The conviction of six policemen in the 'disappearance' and murder of Punjab human rights activist Jaswant Singh Khalra brings to a satisfactory end a trial with huge implications for civil liberties in the country. Over the years, a disturbing pattern of impunity seems to have become characteristic of security forces battling separatists and insurgents. Instead of sticking to the letter and spirit of the already draconian powers at their command, they began to terrorise the very people they were meant to deliver from terrorists. State authorities who appear to have never heard the advice that insurgencies could only be defeated by winning hearts and minds of the people almost completely abdicated their responsibility to bring the perpetrators of these atrocities to justice.

While Khalra, the then general secretary of the human rights wing of the Akali Dal, met the same fate as those for whom he sought justice in the Supreme Court. The present trial, lasting nearly a decade, has also demonstrated how difficult, and dangerous, it can be to confront and question repression enacted by the state machinery. The intimidation of, and threats to Paramjit Kaur, Khalra's wife, and her lawyers, even in front of the magistrate, false cases lodged against witnesses and their arrest by the Punjab police, undue postponements of the trial etc. are a badge of shame that the Punjab police must wear until they rid themselves of elements who hide behind a uniform to murder and torture people in the name of security.

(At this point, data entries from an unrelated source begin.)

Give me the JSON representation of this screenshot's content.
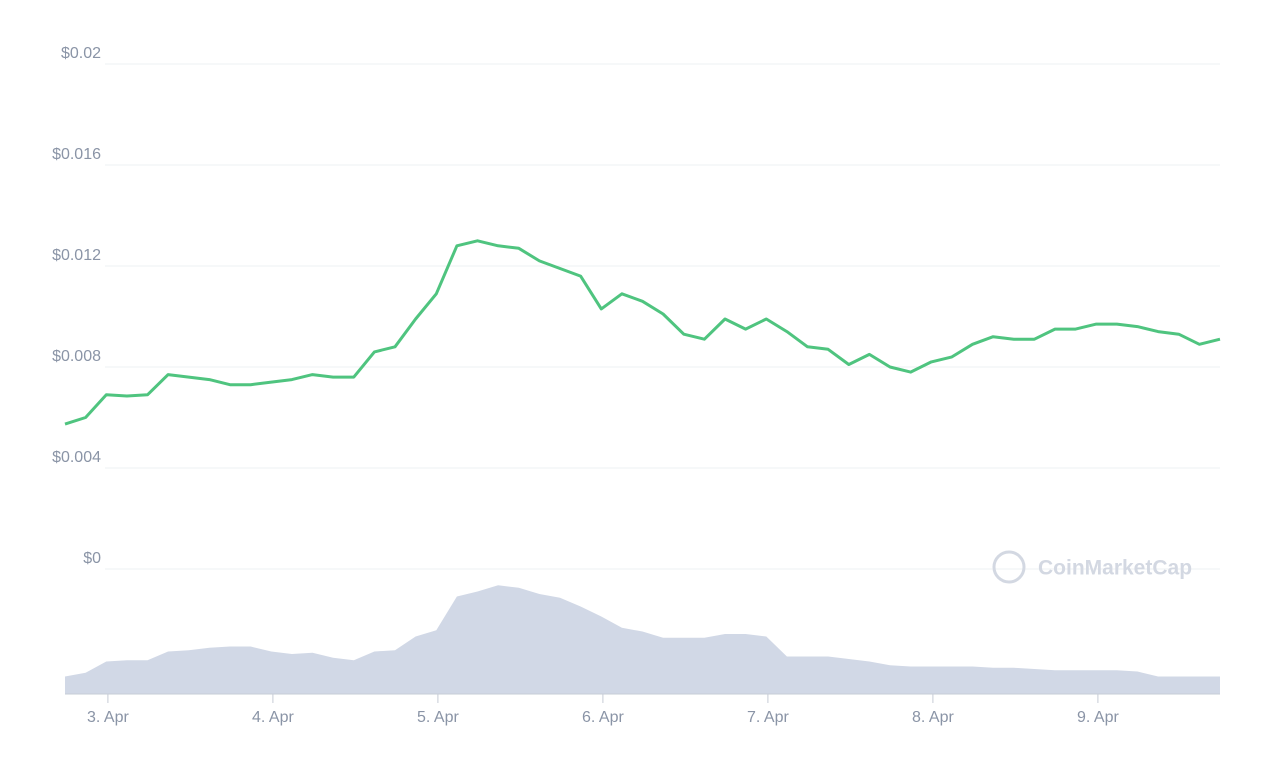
{
  "chart_data": {
    "type": "line",
    "watermark": "CoinMarketCap",
    "xlim": [
      0,
      56
    ],
    "xticks": [
      {
        "value": 2.08,
        "label": "3. Apr"
      },
      {
        "value": 10.08,
        "label": "4. Apr"
      },
      {
        "value": 18.08,
        "label": "5. Apr"
      },
      {
        "value": 26.08,
        "label": "6. Apr"
      },
      {
        "value": 34.08,
        "label": "7. Apr"
      },
      {
        "value": 42.08,
        "label": "8. Apr"
      },
      {
        "value": 50.08,
        "label": "9. Apr"
      }
    ],
    "ylim": [
      0,
      0.02
    ],
    "yticks": [
      {
        "value": 0,
        "label": "$0"
      },
      {
        "value": 0.004,
        "label": "$0.004"
      },
      {
        "value": 0.008,
        "label": "$0.008"
      },
      {
        "value": 0.012,
        "label": "$0.012"
      },
      {
        "value": 0.016,
        "label": "$0.016"
      },
      {
        "value": 0.02,
        "label": "$0.02"
      }
    ],
    "y2lim": [
      0,
      100
    ],
    "grid": true,
    "series": [
      {
        "color": "#4fc47f",
        "values": [
          0.00574,
          0.006,
          0.0069,
          0.00685,
          0.0069,
          0.0077,
          0.0076,
          0.0075,
          0.0073,
          0.0073,
          0.0074,
          0.0075,
          0.0077,
          0.0076,
          0.0076,
          0.0086,
          0.0088,
          0.0099,
          0.0109,
          0.0128,
          0.013,
          0.0128,
          0.0127,
          0.0122,
          0.0119,
          0.0116,
          0.0103,
          0.0109,
          0.0106,
          0.0101,
          0.0093,
          0.0091,
          0.0099,
          0.0095,
          0.0099,
          0.0094,
          0.0088,
          0.0087,
          0.0081,
          0.0085,
          0.008,
          0.0078,
          0.0082,
          0.0084,
          0.0089,
          0.0092,
          0.0091,
          0.0091,
          0.0095,
          0.0095,
          0.0097,
          0.0097,
          0.0096,
          0.0094,
          0.0093,
          0.0089,
          0.0091
        ]
      },
      {
        "color": "#d1d8e6",
        "axis": "y2",
        "values": [
          14,
          17,
          26,
          27,
          27,
          34,
          35,
          37,
          38,
          38,
          34,
          32,
          33,
          29,
          27,
          34,
          35,
          46,
          51,
          78,
          82,
          87,
          85,
          80,
          77,
          70,
          62,
          53,
          50,
          45,
          45,
          45,
          48,
          48,
          46,
          30,
          30,
          30,
          28,
          26,
          23,
          22,
          22,
          22,
          22,
          21,
          21,
          20,
          19,
          19,
          19,
          19,
          18,
          14,
          14,
          14,
          14
        ]
      }
    ]
  }
}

It is the duty of the state to provide the security forces with all judicial powers and legal protection they need to combat terrorism and insurgencies. But once they have these powers, the security forces must be held narrowly accountable to uphold the letter and spirit of the law. Any official who does not do so must be ruthlessly punished. In this sense, the Khalra judgment must be seen as a beginning, not the end.